The second principle is whether the applicant might suffer irreparable injury if the injunction is not granted. The plaintiff stated that it incurred certain expenses related to professional advise given to it relating to the lease, that it expected to have a turn over of kshs 80 million per month and also other additional costs. What that means is that the plaintiff’s claim is capable of being ascertained by mere calculation. That therefore means that the loss the plaintiff will suffer, if the injunction is not given, is not irreparable.

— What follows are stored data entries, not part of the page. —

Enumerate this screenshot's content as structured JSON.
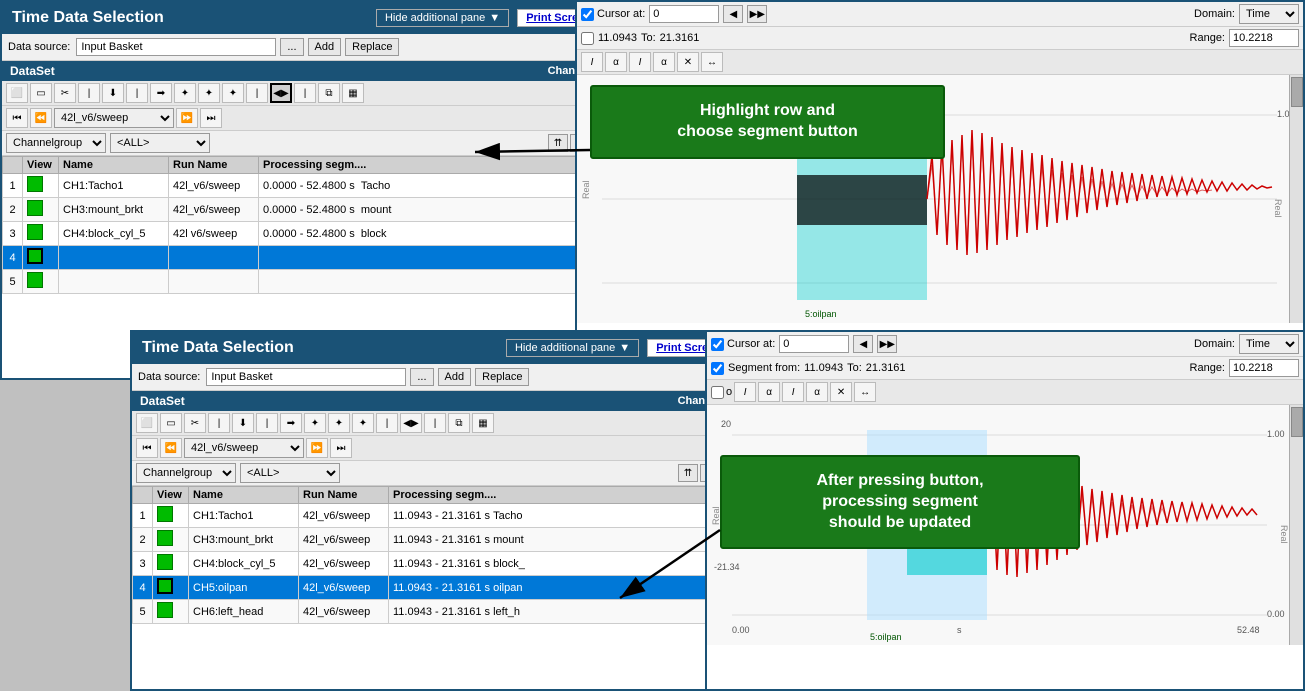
{
  "top_panel": {
    "title": "Time Data Selection",
    "header": {
      "hide_pane": "Hide additional pane",
      "print_screen": "Print Screen",
      "help": "?"
    },
    "datasource": {
      "label": "Data source:",
      "value": "Input Basket",
      "add_btn": "Add",
      "replace_btn": "Replace"
    },
    "dataset_bar": {
      "label": "DataSet",
      "channels_list": "Channels list"
    },
    "sweep_select": "42l_v6/sweep",
    "filter": {
      "channelgroup": "Channelgroup",
      "all": "<ALL>"
    },
    "chart_controls": {
      "cursor_label": "Cursor at:",
      "cursor_value": "0",
      "domain_label": "Domain:",
      "domain_value": "Time",
      "range_label": "Range:",
      "range_value": "10.2218"
    },
    "table": {
      "headers": [
        "",
        "View",
        "Name",
        "Run Name",
        "Processing segm...."
      ],
      "rows": [
        {
          "num": "1",
          "name": "CH1:Tacho1",
          "run": "42l_v6/sweep",
          "proc": "0.0000 - 52.4800 s",
          "extra": "Tacho",
          "selected": false
        },
        {
          "num": "2",
          "name": "CH3:mount_brkt",
          "run": "42l_v6/sweep",
          "proc": "0.0000 - 52.4800 s",
          "extra": "mount",
          "selected": false
        },
        {
          "num": "3",
          "name": "CH4:block_cyl_5",
          "run": "42l v6/sweep",
          "proc": "0.0000 - 52.4800 s",
          "extra": "block",
          "selected": false
        },
        {
          "num": "4",
          "name": "",
          "run": "",
          "proc": "",
          "extra": "",
          "selected": true
        },
        {
          "num": "5",
          "name": "",
          "run": "",
          "proc": "",
          "extra": "",
          "selected": false
        }
      ]
    }
  },
  "bottom_panel": {
    "title": "Time Data Selection",
    "header": {
      "hide_pane": "Hide additional pane",
      "print_screen": "Print Screen",
      "help": "?"
    },
    "datasource": {
      "label": "Data source:",
      "value": "Input Basket",
      "add_btn": "Add",
      "replace_btn": "Replace"
    },
    "dataset_bar": {
      "label": "DataSet",
      "channels_list": "Channels list"
    },
    "sweep_select": "42l_v6/sweep",
    "filter": {
      "channelgroup": "Channelgroup",
      "all": "<ALL>"
    },
    "chart_controls": {
      "cursor_label": "Cursor at:",
      "cursor_value": "0",
      "segment_label": "Segment from:",
      "segment_from": "11.0943",
      "to_label": "To:",
      "to_value": "21.3161",
      "domain_label": "Domain:",
      "domain_value": "Time",
      "range_label": "Range:",
      "range_value": "10.2218"
    },
    "table": {
      "headers": [
        "",
        "View",
        "Name",
        "Run Name",
        "Processing segm...."
      ],
      "rows": [
        {
          "num": "1",
          "name": "CH1:Tacho1",
          "run": "42l_v6/sweep",
          "proc": "11.0943 - 21.3161 s",
          "extra": "Tacho",
          "selected": false
        },
        {
          "num": "2",
          "name": "CH3:mount_brkt",
          "run": "42l_v6/sweep",
          "proc": "11.0943 - 21.3161 s",
          "extra": "mount",
          "selected": false
        },
        {
          "num": "3",
          "name": "CH4:block_cyl_5",
          "run": "42l_v6/sweep",
          "proc": "11.0943 - 21.3161 s",
          "extra": "block_",
          "selected": false
        },
        {
          "num": "4",
          "name": "CH5:oilpan",
          "run": "42l_v6/sweep",
          "proc": "11.0943 - 21.3161 s",
          "extra": "oilpan",
          "selected": true
        },
        {
          "num": "5",
          "name": "CH6:left_head",
          "run": "42l_v6/sweep",
          "proc": "11.0943 - 21.3161 s",
          "extra": "left_h",
          "selected": false
        }
      ]
    }
  },
  "annotation1": {
    "text": "Highlight row and\nchoose segment button"
  },
  "annotation2": {
    "text": "After pressing button,\nprocessing segment\nshould be updated"
  }
}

The plaintiff sought interlocutory mandatory injunction. In the case of KENYABREWERIES V OKEYO [2002] I EA 109 held that: -
“A mandatory injunction ought not to be granted on an interlocutory application in the absence of special circumstances and then only in clear cases either where the court thought that the matter ought to be decided at once or where the injunction was directed at a simple summary act which could be easily remedied or where the defendant has attempted to steal a march on the plaintiff.”
As stated before I find that the plaintiff has not shown a prima facie case with probability of success and the loss to be suffered by the plaintiff is discernable. Additional is it is quite clear from the evidence of both parties that the suit property has been rented, some of the spaces, to other third parties who are not parties to this suit. It would be unjust in those circumstances to issue an injunction, which obviously affect them, and yet not afford them a hearing. I accordingly find that there are no special circumstances that warrant the court granting an interlocutory mandatory injunction.
In the end I find that the plaintiff’s application must fail.
I therefore order as follows: -
· That the plaintiffs application dated 23rd May 2005 be and is hereby dismissed with costs to the defendant.
Dated and delivered this 22nd day of September 2005.